Lefthanded Hitting, Righthanded Throwing Third Baseman
Seasons With Braves: 1969-1976, 1989
Stats With Braves: .246/.368/.426, 131 HR, 424 RBI, 453 RS
Longtime readers are hereby authorized to zone out.
Darrell Evans is, in the words of Bill James, probably the most underrated player in baseball history, because he (a) did a lot of things well, instead of doing one thing extremely well, and (b) what he didn’t do well was hit for batting average. He hit for power, and he drew lots of walks, so even though his batting average is 71 points lower than Ralph Garr’s, his on-base percentage is 18 points higher. His secondary average is fifth in Atlanta history, behind Aaron, Chipper, Justice, and Burroughs. Because of that, he created a ton of runs — tenth most in Atlanta history.
Darrell was drafted by the Royals in 1967, but for some reason was exposed to the Rule 5 draft in 1968 and the Braves took him. Stuck behind Clete Boyer, he only got into 12 games each of his first two seasons. In 1971 he took most of Boyer’s playing time, and hit what turned out to be a pretty typical .242 in 89 games. Playing full-time in 1972, Evans hit .254/.384/.419.
In 1973, Evans was one of four three Braves to hit 40 or more homers, with 41, and made the all-star team. He hit .281/.403/.556 overall, career highs in all categories. He really wasn’t a .280 hitter, and hitting that probably fooled the team into thinking that he should have continued to and thus they were disappointed in his production in the next two seasons.
He was still the best player on the team, by Win Shares, in those seasons, but a low average one, .240 and .243. He hit for power, he drew walks, he was a good baserunner and while he wasn’t Boyer with the glove he was damned good and blatantly robbed of the Gold Glove by inferiors such as Doug Rader and Ken Reitz.
Evans got off to a terrible start in 1975. As I’ve mentioned, the Braves in the seventies continually traded their best players when they were at their worst, and this was no exception.
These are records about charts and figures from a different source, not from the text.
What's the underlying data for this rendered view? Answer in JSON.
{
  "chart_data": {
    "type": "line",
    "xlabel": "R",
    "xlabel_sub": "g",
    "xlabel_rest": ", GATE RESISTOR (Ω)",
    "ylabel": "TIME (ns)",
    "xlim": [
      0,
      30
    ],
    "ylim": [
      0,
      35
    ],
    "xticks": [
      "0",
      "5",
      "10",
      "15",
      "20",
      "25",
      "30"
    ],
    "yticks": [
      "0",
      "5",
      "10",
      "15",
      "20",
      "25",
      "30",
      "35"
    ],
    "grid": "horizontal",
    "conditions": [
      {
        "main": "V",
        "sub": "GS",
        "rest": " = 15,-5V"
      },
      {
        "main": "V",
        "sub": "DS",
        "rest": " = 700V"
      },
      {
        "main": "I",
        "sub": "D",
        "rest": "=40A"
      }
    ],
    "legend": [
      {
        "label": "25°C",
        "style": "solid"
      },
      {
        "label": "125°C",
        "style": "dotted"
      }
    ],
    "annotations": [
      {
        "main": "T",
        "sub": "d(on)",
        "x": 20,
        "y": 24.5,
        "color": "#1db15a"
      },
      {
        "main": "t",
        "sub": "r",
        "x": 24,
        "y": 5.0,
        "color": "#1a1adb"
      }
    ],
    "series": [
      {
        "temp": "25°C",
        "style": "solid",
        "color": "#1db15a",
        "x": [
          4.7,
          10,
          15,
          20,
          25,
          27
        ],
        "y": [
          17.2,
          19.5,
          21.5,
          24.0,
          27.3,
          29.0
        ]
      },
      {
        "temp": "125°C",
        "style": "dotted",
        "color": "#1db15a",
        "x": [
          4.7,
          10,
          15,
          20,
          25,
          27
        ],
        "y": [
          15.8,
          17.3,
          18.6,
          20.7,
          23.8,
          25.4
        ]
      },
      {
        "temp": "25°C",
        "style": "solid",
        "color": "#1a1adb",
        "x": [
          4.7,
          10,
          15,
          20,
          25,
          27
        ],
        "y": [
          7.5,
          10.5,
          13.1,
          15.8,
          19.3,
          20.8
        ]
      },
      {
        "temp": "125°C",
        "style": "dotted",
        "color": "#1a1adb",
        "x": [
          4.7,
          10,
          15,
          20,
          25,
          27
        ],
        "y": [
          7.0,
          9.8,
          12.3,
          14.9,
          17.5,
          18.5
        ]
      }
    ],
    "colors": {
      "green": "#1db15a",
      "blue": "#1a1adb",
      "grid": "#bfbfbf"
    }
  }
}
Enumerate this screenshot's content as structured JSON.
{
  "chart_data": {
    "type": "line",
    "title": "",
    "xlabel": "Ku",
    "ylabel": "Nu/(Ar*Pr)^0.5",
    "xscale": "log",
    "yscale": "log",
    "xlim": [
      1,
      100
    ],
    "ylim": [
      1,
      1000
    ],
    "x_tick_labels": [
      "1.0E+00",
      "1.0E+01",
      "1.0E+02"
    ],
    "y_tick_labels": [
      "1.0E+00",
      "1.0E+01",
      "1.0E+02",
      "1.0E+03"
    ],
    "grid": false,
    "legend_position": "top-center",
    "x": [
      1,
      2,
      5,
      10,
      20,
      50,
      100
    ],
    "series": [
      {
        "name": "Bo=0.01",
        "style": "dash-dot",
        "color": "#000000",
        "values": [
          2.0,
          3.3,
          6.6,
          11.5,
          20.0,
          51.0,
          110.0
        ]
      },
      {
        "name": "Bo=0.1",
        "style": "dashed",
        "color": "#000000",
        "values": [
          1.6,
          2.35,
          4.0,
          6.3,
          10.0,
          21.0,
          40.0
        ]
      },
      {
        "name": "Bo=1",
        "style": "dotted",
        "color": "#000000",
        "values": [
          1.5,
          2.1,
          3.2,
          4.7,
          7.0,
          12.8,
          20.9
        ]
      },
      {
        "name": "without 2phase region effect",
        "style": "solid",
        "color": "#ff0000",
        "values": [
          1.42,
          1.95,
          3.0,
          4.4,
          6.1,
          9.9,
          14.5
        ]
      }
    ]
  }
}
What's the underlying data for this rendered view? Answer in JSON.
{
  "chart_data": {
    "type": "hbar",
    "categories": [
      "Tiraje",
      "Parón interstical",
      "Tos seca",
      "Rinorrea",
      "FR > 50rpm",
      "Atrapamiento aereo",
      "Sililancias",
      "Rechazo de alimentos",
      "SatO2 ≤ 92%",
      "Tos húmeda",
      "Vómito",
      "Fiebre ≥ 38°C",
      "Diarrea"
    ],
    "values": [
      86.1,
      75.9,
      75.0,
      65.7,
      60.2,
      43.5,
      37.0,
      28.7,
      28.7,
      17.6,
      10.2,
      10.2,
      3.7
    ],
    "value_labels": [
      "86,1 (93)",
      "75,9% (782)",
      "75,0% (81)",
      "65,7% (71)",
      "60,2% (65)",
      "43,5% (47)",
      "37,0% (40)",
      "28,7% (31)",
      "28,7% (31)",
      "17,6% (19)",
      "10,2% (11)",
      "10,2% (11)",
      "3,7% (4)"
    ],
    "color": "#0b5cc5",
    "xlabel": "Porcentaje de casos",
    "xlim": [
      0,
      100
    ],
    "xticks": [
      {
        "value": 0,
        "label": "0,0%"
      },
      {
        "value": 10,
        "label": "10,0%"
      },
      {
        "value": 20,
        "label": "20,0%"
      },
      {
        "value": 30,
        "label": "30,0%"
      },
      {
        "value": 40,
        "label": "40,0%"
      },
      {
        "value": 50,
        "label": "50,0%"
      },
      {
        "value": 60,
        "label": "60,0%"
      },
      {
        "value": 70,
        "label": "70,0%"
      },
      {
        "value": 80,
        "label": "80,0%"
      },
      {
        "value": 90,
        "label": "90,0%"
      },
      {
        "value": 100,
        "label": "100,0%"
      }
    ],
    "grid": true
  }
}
When hitting .173/.320/.194 after 44 games, Darrell was sent to the Giants (along with Marty Perez) for mostly Willie Montanez. Montanez was pretty good for a year and a half for the Braves but after that was pretty much done. Evans would play until 1989.
Darrell played in San Francisco until 1983, getting moved to first base to stay in the lineup that season, which was one of his best years. He then joined the Tigers, just in time to get a World Series ring. While he didn’t play well, he rebounded with his second 40-homer season in 1985. He was still a good player in 1987, at the age of 40, but fell apart the next season. The Braves brought him back in 1989, because they really didn’t have anything better. He hit .207/.303/.355, which is obviously pretty bad.